Python Coding Style Compliance on Stack Overflow

Reviewed by Greg Wilson / 2021-10-01
Keywords: Programming Style

The findings in Bafatakis2019 were a real shock for me. The authors looked at over 400,000 Python code snippets on Stack Overflow that included six statements or more and checked them for coding style compliance. The results?

  • Almost 94% of snippets contained style violations. (Yes, you read that right.) The most common violation was bad whitespace
  • Snippets average 0.7 violations per statement, and many have a much higher ratio.
  • User reputation is unrelated to coding style compliance.

The good news is that for posts with vote scores between -10 and 20 (which accounted for over 99% of posts) there was a very strong negative correlation between the post's score and the average number of violations per statement, meaning that style-compliant posts generally had higher ratings. Given how much programming now consists of "copy, paste, and modify," enforcing style conventions on Stack Overflow might do more to improve general coding standards than anything else we could try.

Bafatakis2019 Nikolaos Bafatakis, Niels Boecker, Wenjie Boon, Martin Cabello Salazar, Jens Krinke, Gazi Oznacar, and Robert White: "Python Coding Style Compliance on Stack Overflow". Proc. International Conference on Mining Software Repositories (MSR), 2019, 10.1109/msr.2019.00042.
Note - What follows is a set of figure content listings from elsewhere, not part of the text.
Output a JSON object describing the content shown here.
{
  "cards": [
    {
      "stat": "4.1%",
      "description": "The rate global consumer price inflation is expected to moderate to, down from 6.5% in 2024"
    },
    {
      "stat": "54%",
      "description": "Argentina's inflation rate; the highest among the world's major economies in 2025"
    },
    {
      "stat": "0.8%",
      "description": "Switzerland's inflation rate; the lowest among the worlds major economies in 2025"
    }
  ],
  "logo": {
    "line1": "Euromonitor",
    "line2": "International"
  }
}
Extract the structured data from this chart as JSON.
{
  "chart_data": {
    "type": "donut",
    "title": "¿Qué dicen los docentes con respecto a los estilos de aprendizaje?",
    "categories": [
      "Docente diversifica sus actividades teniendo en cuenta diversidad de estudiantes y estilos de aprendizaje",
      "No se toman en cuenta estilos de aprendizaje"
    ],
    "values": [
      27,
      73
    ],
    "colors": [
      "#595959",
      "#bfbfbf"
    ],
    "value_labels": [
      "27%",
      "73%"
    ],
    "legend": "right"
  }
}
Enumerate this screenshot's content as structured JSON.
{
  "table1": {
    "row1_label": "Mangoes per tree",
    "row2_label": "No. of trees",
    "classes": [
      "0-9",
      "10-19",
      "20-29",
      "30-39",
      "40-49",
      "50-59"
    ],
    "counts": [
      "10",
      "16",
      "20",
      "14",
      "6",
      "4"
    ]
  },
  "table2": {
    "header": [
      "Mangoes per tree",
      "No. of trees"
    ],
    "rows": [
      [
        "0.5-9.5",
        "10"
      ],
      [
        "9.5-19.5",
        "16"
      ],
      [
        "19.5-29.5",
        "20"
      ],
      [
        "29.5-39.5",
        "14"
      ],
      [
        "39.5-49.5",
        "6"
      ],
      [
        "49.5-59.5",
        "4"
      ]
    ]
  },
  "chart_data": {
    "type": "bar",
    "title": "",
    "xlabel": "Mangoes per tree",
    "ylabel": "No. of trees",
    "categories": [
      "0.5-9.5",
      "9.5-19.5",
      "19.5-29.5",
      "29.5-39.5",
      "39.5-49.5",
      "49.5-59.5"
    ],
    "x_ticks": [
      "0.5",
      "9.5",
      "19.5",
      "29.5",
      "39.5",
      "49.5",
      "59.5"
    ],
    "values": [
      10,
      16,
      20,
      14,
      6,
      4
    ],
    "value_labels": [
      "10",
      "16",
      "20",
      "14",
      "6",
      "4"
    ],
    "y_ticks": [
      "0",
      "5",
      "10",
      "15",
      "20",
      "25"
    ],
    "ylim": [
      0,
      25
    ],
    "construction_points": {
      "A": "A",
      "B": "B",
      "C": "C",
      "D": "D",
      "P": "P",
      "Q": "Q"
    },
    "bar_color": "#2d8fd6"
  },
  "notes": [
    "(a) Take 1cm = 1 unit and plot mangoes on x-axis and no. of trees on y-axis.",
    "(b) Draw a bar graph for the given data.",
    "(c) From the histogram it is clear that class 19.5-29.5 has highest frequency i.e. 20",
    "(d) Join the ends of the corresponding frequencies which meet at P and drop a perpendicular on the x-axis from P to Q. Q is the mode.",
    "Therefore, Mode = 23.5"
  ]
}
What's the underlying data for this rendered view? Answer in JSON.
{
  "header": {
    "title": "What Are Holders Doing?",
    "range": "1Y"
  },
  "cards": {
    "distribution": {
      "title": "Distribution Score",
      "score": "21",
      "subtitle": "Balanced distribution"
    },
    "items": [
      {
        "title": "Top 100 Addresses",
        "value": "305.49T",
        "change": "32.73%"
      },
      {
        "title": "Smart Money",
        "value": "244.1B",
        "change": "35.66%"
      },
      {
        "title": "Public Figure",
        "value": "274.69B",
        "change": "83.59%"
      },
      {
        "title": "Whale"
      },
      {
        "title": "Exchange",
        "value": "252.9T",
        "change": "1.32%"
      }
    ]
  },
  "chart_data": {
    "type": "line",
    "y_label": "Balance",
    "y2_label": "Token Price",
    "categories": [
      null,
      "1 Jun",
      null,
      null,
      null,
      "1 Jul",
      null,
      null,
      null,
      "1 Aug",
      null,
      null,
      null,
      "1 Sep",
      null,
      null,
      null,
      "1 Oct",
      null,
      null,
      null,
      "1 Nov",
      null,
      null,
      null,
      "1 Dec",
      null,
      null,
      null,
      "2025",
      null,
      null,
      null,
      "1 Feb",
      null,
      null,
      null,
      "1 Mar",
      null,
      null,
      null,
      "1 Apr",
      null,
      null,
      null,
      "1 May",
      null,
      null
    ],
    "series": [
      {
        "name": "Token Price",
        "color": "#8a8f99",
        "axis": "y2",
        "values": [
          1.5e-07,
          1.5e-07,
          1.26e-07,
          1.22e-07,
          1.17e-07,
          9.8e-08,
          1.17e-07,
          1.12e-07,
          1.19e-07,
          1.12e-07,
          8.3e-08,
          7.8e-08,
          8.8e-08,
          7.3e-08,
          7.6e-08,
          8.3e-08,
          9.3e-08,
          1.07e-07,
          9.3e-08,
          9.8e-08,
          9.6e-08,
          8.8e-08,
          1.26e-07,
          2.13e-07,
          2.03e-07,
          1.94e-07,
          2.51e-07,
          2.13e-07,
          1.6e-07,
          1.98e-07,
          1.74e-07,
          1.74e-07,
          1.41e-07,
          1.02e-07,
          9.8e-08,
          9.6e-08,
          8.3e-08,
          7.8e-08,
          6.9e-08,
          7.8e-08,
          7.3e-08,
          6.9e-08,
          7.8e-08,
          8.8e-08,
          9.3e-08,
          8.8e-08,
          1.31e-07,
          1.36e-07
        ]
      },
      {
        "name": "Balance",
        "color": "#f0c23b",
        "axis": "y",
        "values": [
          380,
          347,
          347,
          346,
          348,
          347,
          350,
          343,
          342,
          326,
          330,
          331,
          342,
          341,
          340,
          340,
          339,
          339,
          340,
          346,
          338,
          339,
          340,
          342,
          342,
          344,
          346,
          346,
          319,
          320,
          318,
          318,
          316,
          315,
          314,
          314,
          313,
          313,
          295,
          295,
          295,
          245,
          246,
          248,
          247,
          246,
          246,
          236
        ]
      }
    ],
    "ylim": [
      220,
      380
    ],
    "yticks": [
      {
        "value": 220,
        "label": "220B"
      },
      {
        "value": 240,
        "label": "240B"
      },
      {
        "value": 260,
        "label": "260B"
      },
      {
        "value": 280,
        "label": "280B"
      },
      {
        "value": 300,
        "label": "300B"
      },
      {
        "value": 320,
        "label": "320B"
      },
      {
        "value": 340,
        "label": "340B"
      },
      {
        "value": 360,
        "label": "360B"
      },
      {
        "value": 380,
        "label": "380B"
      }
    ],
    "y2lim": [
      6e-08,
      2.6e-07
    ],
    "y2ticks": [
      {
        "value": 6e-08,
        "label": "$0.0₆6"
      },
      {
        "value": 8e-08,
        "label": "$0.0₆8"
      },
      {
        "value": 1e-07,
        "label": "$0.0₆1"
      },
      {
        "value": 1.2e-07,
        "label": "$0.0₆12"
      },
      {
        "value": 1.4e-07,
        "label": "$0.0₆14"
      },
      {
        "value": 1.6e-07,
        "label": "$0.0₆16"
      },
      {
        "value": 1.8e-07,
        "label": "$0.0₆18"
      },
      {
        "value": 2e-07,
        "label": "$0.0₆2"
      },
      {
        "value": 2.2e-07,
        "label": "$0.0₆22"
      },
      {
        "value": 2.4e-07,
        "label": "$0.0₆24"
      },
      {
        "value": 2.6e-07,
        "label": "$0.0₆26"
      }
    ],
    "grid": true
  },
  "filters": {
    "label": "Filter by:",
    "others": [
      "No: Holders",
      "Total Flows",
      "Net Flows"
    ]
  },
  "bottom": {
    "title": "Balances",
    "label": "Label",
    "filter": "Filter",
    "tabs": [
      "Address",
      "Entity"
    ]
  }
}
Software developers all over the world use Stack Overflow (SO) to interact and exchange code snippets. Research also uses SO to harvest code snippets for use with recommendation systems. However, previous work has shown that code on SO may have quality issues, such as security or license problems. We analyse Python code on SO to determine its coding style compliance. From 1,962,535 code snippets tagged with 'python', we extracted 407,097 snippets of at least 6 statements of Python code. Surprisingly, 93.87% of the extracted snippets contain style violations, with an average of 0.7 violations per statement and a huge number of snippets with a considerably higher ratio. Researchers and developers should, therefore, be aware that code snippets on SO may not representative of good coding style. Furthermore, while user reputation seems to be unrelated to coding style compliance, for posts with vote scores in the range between -10 and 20, we found a strong correlation (r=-0.87, p<10-7) between the vote score a post received and the average number of violations per statement for snippets in such posts.